Air pollution is one of the most serious problems in the world. Our ultimate goal is to test the difference of API of each sensor within different years to address the changes in different places of Sofia.
There are nearly 500 sensors in Sofia. They record P2, the air pollution index, almost every second.
What we are interested in is whether the environment in different sensor locations gets worse or better in two years. So we will do a two sample T-test between the averaged PM2.5 of 2017.08-2018.07 and 2018.08-2019.07. With the p-values, we could conclude that most of sensors have significant changes except 5 sensors. And PM2.5 tends to increase in the central area, but it tends to decrease in the marginal area.
Our data is from kaggle https://www.kaggle.com/hmavrodiev/sofia-air-quality-dataset. It contains 13GB data, which is stored separately in 50 csv files. Each csv file contains information like sensor_id, observation time, longitude, and latitude within a month. Half of these csv files contains p2 which is the target response.
Part of the results of T-test
Part of the results of T-test
For each csv which contains information about air pollution within a month, we first cut each sensor out to make a sensorid_year_month.csv. Since the computation was quite large for this step, we used CHTC to parallel the computation. Then we wrote a shell file to merge those files by years for each sensor. At last, we got two files for each sensor, which contains information of air quality in 2017.8-2018.7, 2018.8-2019.7. There are some sensors which missed the data for a whole year, we deleted those sensors. After processing, there are 351 sensors.
Part of result of the two sample T-test for the 351 sensors has been stated below.
Part of the results of T-test
As the table shows, all the sensors in this table have p-values extremely smaller than 0.05. So they all have significant changes in the two years. Actually, most of the sensors have significant changes except only 5 sensors.
With the current data set, we would like to explore whether the humidity, pressure and temperature has a significant influence on the changes of PM2.5 by fitting a linear regression. However, unfortunately in our current data set, the sensors with three variables are all different from the sensors with PM2.5. So we could not further explore the relationship between these three variables and PM2.5.
From the heatmap you can find the sensor distribution in Sofia. Most of the sensors are distributed in the central area.

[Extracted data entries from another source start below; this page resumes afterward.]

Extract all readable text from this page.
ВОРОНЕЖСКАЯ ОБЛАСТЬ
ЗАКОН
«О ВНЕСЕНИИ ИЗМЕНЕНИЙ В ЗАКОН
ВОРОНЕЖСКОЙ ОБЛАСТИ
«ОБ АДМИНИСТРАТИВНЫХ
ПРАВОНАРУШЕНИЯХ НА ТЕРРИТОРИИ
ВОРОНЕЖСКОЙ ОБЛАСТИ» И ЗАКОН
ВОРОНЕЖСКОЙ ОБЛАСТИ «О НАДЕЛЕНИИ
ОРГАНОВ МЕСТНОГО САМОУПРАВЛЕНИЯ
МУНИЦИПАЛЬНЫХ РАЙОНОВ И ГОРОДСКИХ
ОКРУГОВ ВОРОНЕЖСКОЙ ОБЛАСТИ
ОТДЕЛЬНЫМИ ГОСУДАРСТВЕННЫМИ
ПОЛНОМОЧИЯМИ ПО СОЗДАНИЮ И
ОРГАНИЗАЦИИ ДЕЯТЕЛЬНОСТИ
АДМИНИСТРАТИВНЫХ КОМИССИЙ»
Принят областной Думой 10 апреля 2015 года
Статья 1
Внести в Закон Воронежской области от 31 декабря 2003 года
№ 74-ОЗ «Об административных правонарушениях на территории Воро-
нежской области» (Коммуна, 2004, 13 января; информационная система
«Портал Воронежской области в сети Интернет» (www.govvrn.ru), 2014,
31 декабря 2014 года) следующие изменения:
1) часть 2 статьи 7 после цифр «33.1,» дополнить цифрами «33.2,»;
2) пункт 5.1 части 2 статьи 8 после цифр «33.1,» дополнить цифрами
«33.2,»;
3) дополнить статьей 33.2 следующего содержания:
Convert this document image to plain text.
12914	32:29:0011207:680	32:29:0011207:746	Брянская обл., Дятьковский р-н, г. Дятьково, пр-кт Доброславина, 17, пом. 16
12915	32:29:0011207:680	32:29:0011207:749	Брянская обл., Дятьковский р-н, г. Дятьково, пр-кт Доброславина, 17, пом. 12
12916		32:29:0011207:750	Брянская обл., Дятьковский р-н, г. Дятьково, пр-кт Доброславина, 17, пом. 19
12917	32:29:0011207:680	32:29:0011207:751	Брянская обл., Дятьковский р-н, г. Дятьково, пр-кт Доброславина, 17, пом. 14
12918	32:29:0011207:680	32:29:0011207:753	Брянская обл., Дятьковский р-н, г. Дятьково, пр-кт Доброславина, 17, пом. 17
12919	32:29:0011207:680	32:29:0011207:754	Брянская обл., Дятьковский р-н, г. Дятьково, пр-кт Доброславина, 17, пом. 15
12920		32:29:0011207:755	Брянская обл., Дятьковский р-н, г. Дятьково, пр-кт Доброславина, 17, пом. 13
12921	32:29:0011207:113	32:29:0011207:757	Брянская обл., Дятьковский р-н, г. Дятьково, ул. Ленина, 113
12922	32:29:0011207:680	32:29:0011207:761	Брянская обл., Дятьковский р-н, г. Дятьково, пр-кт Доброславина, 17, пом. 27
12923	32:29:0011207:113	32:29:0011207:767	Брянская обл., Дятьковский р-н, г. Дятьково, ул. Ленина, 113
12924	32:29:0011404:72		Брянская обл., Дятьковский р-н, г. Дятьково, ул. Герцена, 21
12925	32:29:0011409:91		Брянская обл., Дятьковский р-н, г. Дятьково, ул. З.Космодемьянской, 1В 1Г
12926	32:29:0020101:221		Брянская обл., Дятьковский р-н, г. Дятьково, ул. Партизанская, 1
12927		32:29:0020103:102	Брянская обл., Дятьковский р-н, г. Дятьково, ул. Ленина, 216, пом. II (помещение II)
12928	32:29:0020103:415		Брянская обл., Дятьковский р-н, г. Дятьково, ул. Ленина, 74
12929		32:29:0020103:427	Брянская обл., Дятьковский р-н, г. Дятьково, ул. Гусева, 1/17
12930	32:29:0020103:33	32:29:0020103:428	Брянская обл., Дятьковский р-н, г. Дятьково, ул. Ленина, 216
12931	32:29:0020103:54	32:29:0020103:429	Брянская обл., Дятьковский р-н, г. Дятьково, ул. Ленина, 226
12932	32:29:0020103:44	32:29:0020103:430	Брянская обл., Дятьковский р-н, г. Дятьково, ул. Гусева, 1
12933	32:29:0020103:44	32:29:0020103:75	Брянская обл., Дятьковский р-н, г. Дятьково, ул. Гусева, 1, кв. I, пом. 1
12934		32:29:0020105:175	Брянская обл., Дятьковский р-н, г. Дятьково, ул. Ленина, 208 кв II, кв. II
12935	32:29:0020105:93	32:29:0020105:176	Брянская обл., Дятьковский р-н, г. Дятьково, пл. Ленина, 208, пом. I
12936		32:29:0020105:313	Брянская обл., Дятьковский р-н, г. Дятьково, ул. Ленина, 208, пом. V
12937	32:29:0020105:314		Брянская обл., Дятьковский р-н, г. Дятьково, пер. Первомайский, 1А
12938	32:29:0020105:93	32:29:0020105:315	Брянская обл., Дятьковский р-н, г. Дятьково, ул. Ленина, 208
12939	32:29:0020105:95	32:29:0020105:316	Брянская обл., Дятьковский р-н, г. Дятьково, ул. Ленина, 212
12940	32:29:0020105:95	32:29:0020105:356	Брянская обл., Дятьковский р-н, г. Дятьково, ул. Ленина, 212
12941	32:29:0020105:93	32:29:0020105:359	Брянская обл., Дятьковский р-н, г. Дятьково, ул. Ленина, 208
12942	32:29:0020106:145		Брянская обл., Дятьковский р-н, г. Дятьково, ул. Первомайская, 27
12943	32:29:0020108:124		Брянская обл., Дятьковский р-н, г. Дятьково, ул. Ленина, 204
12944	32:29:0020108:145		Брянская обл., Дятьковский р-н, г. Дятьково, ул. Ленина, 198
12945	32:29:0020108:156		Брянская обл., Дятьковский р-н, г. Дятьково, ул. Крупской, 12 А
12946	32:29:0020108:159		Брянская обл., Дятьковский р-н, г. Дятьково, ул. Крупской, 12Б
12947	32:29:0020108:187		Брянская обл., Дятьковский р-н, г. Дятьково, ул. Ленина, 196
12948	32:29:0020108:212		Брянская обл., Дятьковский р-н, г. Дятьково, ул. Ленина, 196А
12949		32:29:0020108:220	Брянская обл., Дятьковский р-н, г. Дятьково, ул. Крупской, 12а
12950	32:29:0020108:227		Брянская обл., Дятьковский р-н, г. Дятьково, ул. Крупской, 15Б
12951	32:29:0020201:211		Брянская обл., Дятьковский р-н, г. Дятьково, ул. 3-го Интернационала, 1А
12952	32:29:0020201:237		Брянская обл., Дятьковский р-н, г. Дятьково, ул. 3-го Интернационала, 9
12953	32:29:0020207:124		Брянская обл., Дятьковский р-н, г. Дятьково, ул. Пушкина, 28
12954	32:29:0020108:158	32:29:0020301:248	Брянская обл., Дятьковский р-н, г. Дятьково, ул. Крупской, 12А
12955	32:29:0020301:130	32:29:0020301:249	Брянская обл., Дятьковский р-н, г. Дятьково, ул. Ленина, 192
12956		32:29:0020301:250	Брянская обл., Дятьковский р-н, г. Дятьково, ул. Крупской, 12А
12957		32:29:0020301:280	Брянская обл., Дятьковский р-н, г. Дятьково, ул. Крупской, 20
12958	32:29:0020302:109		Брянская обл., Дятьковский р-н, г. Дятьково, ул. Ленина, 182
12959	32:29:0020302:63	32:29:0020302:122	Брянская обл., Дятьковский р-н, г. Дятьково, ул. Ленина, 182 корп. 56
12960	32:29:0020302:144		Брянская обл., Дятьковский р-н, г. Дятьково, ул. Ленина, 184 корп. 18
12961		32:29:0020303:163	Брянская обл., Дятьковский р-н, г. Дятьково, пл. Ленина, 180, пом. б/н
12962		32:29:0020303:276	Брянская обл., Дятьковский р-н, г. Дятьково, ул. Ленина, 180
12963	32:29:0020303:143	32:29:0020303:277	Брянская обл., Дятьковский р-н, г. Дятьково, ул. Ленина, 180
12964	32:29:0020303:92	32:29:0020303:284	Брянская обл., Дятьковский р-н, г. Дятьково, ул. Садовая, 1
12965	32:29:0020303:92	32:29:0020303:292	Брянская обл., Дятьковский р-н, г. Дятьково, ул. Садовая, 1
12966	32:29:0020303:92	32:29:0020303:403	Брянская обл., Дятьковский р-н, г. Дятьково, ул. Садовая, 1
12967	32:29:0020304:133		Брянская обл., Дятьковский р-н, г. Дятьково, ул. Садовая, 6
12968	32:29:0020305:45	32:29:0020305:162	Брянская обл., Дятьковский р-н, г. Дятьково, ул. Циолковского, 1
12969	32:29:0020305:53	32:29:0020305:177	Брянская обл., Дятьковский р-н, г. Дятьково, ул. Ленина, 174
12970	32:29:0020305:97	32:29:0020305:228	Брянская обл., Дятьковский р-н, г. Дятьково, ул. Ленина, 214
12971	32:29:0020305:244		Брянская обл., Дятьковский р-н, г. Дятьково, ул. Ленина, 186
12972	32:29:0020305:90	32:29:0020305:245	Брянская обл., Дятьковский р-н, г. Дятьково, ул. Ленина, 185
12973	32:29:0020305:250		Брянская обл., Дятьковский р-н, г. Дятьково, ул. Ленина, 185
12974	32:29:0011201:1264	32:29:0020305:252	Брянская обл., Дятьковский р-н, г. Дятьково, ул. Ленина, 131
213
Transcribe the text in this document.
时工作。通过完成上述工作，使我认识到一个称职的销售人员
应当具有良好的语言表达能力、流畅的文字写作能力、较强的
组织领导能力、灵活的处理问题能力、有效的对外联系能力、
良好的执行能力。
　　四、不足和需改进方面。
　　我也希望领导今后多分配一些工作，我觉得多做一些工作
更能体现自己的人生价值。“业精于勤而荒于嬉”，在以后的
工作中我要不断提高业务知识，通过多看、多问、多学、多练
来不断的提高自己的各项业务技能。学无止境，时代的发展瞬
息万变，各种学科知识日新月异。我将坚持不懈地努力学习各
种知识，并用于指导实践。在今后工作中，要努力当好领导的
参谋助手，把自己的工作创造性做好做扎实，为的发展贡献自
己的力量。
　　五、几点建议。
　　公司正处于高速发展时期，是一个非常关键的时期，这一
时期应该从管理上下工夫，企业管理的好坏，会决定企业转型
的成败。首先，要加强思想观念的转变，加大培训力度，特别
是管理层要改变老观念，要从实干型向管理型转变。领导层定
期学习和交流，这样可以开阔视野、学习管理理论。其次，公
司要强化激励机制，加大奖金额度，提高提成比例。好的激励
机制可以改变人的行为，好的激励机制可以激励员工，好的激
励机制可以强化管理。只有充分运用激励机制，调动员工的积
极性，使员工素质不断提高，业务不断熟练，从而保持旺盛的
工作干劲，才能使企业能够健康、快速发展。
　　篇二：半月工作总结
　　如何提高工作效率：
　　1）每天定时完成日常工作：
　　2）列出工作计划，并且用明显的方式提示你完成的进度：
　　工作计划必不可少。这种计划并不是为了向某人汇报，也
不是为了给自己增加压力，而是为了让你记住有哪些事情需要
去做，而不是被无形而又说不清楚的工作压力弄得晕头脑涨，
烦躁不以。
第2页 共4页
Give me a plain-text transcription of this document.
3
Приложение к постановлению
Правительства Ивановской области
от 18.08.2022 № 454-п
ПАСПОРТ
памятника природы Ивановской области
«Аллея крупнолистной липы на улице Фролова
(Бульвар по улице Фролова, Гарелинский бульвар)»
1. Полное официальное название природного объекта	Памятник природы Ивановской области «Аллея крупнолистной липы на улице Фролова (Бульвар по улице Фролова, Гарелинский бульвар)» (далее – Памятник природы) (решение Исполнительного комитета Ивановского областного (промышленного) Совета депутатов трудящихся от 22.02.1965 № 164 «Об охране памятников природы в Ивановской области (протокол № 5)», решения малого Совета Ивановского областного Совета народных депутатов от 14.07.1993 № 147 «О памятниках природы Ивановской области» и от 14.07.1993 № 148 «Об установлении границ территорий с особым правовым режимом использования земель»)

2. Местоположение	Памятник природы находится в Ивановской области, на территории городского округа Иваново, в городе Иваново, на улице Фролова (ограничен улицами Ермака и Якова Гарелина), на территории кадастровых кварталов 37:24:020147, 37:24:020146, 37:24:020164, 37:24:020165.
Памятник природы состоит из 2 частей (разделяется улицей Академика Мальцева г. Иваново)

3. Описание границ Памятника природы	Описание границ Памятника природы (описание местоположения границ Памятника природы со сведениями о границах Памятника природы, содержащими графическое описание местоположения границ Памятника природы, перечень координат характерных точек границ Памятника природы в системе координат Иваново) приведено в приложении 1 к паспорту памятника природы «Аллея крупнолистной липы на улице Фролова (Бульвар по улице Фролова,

From the results of our tests, there are only 5 sensors with no difference between last 2 years, which are in green color. The blue dots show that PM2.5 decrease less by these sensors. The navy dots show that PM2.5 decrease more. However, the orange dots and red dots show that PM2.5 increase less and more, respectively. Roughly speaking, PM2.5 tends to increase in the central area, but it tends to decrease in the marginal area.